Mitterrand nous permettait de croire que l'impossible était possible

Jack Lang
Point de vue signé par Jack Lang, député du Pas-de-Calais, paru dans le quotidien Le Figaro daté du 9 janvier 2006


 
Un jour, j'ai eu quinze ans. En moi, les mots « Algérie », « guerre », « torture », bien d'autres encore, appelaient une réponse. Je trouvais le monde sombre et les hommes immobiles devant les injustices. Mais que faire à quinze ans ? Sans doute n'aurais-je pas eu la chance inouïe d'extirper ma jeunesse de ces sables mouvants, si je n'avais vu apparaître deux hommes qui me firent croire en l'avenir. Comme surgi du néant, Pierre Mendès France venait, en quelques mois à peine, d'insuffler à la France un désir nouveau pour une autre politique. Nul, alors, pas même ses pires adversaires, n'aurait souri en entendant les mots de « vérité », d'« éthique » ou de « morale » appliqués à la politique. C'était donc possible. J'avais quinze ans, et c'est ainsi que j'ai eu quinze ans pour la vie.

Animé par le mendésisme qui venait d'entrer de plein fouet dans mon paysage intellectuel, je guettais un homme qui nous ressemblait, sans que nous sachions bien dire pourquoi. Lorsque François Mitterrand prenait la parole, quelque chose résonnait immédiatement en moi. Il y avait dans son aplomb, dans sa capacité à embrasser d'un regard perçant l'ensemble des députés dont une partie le huait dans l'hémicycle de l'Assemblée nationale, dans sa posture d'homme à homme vis-à-vis d'un de Gaulle tout-puissant, il y avait là une menace impressionnante pour les partisans de l'immobilisme et des privilèges.Nous n'étions pas de la même génération. Nous avions le droit pour formation commune, mais pas la même culture. La sienne était classique, la mienne plus contemporaine. C'est qu'à bien des égards François Mitterrand tranchait sur tout ce que nous connaissions. Plus je l'ai connu, plus j'ai été impressionné par ce que je retrouvais chez lui de mes attentes. L'étendue du personnage saisissait ceux qui l'approchaient. Mitterrand était une bombe à retardement. Un visionnaire qui regardait au-delà de la mêlée, traversait les railleries et les trahisons - nombreuses à son endroit -, avec en point de mire un projet authentique. Sa passion non feinte pour la création, sous toutes ses formes, m'exaltait. Sa curiosité était sans limite. Apprendre de l'autre le remplissait de joie. Il transmettait avec une élégance unique.

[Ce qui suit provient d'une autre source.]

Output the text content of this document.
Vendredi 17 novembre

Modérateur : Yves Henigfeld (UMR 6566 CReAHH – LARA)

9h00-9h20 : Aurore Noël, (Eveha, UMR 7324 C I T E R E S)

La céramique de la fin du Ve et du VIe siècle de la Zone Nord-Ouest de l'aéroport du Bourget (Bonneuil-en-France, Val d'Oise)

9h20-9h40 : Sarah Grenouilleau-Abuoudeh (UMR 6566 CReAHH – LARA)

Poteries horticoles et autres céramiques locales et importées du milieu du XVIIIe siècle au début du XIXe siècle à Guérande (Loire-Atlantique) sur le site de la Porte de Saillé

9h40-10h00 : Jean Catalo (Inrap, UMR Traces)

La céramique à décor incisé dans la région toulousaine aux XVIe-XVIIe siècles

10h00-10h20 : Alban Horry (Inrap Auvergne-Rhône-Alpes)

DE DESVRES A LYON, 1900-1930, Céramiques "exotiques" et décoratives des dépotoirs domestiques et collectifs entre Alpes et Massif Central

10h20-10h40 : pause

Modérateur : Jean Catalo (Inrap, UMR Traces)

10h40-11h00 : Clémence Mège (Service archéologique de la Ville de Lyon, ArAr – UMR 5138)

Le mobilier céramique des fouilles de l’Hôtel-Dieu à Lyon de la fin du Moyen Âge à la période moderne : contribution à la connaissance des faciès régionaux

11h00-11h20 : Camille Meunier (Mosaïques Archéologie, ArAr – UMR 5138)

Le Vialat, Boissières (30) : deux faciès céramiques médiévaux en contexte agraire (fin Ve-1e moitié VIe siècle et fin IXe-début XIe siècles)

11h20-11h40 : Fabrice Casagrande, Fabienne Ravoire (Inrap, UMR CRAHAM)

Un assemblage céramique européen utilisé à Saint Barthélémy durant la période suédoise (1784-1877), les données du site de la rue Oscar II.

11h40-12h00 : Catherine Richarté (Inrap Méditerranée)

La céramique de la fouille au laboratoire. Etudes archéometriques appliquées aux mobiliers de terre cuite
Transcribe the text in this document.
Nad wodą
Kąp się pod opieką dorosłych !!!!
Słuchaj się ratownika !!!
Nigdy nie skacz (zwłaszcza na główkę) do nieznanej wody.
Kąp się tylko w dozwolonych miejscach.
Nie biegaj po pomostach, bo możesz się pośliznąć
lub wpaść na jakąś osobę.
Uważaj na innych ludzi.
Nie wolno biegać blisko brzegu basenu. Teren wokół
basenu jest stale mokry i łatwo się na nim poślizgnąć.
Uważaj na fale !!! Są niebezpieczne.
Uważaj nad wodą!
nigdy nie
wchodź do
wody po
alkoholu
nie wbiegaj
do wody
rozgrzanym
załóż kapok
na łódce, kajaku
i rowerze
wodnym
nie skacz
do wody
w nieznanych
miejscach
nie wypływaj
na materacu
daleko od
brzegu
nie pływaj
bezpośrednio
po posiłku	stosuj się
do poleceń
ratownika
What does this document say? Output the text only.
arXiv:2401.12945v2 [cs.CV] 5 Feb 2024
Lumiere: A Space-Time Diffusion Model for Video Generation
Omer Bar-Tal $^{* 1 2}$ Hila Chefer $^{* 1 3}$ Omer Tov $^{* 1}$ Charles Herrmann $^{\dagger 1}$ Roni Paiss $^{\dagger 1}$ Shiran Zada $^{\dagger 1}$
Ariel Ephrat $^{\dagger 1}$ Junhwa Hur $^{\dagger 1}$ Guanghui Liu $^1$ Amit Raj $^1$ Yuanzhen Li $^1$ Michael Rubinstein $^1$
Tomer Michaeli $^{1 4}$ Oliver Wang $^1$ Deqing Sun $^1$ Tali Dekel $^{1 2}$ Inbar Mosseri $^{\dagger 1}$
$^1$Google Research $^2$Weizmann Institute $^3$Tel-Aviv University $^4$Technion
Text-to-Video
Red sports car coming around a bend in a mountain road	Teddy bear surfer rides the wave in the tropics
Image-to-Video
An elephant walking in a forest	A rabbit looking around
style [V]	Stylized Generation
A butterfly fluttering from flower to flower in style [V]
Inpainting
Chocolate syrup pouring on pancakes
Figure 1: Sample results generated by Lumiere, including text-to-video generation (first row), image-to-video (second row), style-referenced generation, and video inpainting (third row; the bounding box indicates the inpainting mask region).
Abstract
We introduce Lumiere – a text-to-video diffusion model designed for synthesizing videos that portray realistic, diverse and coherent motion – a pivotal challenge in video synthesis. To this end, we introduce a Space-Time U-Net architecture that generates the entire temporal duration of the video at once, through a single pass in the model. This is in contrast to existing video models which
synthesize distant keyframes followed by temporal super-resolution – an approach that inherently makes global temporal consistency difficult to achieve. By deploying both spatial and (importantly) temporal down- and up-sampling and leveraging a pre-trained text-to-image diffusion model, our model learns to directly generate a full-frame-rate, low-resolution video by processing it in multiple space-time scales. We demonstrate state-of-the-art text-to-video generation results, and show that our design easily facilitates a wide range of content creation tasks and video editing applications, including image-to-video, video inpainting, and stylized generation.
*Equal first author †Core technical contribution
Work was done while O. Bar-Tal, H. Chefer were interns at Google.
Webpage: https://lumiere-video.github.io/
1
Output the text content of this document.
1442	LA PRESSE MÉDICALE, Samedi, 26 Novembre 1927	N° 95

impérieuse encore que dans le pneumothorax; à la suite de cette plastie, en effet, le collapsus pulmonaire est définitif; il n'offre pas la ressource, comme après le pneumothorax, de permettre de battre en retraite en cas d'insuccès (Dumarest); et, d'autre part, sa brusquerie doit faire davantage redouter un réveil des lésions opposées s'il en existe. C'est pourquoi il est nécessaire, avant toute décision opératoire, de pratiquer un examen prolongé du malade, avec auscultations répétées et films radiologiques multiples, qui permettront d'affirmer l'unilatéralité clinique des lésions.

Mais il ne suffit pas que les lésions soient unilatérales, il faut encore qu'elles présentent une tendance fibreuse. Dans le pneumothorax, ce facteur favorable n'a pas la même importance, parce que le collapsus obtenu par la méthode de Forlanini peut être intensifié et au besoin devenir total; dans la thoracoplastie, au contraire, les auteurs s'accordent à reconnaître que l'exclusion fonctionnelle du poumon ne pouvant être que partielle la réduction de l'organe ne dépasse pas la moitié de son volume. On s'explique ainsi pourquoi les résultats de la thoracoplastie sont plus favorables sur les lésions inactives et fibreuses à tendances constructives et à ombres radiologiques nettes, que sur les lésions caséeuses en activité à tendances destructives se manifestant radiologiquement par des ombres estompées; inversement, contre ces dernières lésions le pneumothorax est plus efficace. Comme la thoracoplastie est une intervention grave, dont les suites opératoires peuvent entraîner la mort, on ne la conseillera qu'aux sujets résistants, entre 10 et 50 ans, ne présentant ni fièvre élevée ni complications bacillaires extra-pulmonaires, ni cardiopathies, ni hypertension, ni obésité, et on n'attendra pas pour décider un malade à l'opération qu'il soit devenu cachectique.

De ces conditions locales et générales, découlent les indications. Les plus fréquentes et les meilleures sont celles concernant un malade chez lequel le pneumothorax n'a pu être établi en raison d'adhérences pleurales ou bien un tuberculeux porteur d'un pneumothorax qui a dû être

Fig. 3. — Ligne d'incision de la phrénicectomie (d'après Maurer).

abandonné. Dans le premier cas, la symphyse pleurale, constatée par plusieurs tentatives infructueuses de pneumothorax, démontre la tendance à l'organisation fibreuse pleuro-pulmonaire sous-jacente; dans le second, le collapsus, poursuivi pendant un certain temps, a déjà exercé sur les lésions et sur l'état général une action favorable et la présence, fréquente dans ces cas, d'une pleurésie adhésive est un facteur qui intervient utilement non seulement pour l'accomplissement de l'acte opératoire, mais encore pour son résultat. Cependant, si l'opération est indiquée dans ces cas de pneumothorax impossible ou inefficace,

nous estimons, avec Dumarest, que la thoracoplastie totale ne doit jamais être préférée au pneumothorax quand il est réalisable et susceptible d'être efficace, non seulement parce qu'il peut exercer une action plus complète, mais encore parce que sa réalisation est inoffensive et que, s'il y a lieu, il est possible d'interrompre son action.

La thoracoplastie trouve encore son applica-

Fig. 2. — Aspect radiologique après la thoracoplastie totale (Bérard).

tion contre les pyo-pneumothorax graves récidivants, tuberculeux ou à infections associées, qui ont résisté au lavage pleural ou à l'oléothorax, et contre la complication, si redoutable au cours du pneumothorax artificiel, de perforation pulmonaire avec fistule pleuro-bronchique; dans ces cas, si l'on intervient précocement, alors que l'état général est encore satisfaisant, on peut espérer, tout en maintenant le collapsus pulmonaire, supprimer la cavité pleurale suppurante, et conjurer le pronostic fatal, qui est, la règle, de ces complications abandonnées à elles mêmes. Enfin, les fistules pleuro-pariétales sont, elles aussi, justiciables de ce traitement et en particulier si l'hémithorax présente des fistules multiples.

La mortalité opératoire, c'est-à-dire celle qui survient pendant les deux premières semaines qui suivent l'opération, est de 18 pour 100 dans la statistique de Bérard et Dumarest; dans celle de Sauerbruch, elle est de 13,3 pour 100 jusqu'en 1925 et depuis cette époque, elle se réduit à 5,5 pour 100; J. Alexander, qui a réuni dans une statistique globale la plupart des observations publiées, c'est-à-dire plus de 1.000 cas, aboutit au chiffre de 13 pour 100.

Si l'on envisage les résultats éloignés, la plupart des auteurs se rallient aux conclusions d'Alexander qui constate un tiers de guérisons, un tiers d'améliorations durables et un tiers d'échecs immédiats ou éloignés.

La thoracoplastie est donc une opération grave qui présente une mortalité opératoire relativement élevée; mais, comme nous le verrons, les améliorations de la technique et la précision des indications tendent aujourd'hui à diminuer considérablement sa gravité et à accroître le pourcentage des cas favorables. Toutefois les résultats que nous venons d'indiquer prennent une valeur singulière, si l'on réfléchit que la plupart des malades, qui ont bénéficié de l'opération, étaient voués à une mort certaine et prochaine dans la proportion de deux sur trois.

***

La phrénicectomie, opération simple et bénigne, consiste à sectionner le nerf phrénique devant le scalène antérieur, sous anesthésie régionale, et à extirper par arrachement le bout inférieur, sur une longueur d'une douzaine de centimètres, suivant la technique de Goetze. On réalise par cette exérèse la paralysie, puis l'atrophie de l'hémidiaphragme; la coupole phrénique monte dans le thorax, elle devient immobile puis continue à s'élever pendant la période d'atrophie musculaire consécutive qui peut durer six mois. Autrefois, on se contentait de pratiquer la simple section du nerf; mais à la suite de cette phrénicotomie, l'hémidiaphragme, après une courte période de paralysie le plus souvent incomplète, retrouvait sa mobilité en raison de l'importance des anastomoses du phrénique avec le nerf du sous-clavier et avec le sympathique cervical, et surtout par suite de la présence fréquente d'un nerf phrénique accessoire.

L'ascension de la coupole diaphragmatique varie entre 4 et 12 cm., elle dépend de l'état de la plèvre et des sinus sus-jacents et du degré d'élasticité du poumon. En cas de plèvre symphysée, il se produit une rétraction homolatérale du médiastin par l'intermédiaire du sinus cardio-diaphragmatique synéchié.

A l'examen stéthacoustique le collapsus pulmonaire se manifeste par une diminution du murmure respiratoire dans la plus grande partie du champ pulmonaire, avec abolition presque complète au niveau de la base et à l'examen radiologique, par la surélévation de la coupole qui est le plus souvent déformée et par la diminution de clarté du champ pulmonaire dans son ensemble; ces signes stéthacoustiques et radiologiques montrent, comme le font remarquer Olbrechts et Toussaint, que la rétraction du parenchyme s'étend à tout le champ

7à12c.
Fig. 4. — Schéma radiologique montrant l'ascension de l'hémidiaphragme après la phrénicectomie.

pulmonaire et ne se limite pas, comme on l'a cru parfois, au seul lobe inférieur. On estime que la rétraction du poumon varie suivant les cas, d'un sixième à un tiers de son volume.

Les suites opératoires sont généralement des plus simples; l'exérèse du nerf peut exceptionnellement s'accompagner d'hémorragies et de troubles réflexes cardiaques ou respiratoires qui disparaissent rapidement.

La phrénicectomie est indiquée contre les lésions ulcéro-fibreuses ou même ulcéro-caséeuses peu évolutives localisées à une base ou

François Mitterrand avait une idée de l'homme et de la civilisation, qui puisait au registre de la tolérance et de la générosité, de l'audace et de la ténacité. Il voulait déplacer des montagnes. Il était enthousiaste quand un mouvement surgissait, quand la foule envahissait les rues, quand la jeunesse prenait la parole. François Mitterrand était tout le contraire de ce que je réprouve. Je l'ai vu passionné par la France, inspiré, mystique peut-être, même, tant il portait en lui les aspects les plus contradictoires de notre pays et de ses citoyens. Je l'ai vu meurtri, aussi. Mais jamais il n'a renoncé à rien.

Moi qui me suis inscrit dans la double référence à Mendès et à Mitterrand, j'y vois surtout la preuve que l'avenir leur appartient, comme à tous ceux qui s'inspireront de leur exemple. Si la politique n'est pas l'action courageuse et déterminée, la vérité en toutes circonstances, l'éthique et le désir de changer le monde, alors la politique n'est rien. Ces deux hommes se sont parfois trompés, sur les autres et aussi sur l'aptitude de la société à relever les défis ou à affronter lucidement la vérité des faits. Mais en restant eux-mêmes, ils ont donné une leçon capitale aux générations à venir. Car il fallait être soi-même sans faiblir, pour provoquer cette immense explosion que fut 1981, cette joie populaire, ces lois progressistes dont la plus emblématique était l'abolition de la peine de mort.

Mitterrand était un président de la République qui assumait ses idées et ses pensées. Il nous permettait de croire que l'impossible est possible. Je souhaite à tout homme de gauche d'être inspiré par une telle espérance, qui est l'honneur même de la politique.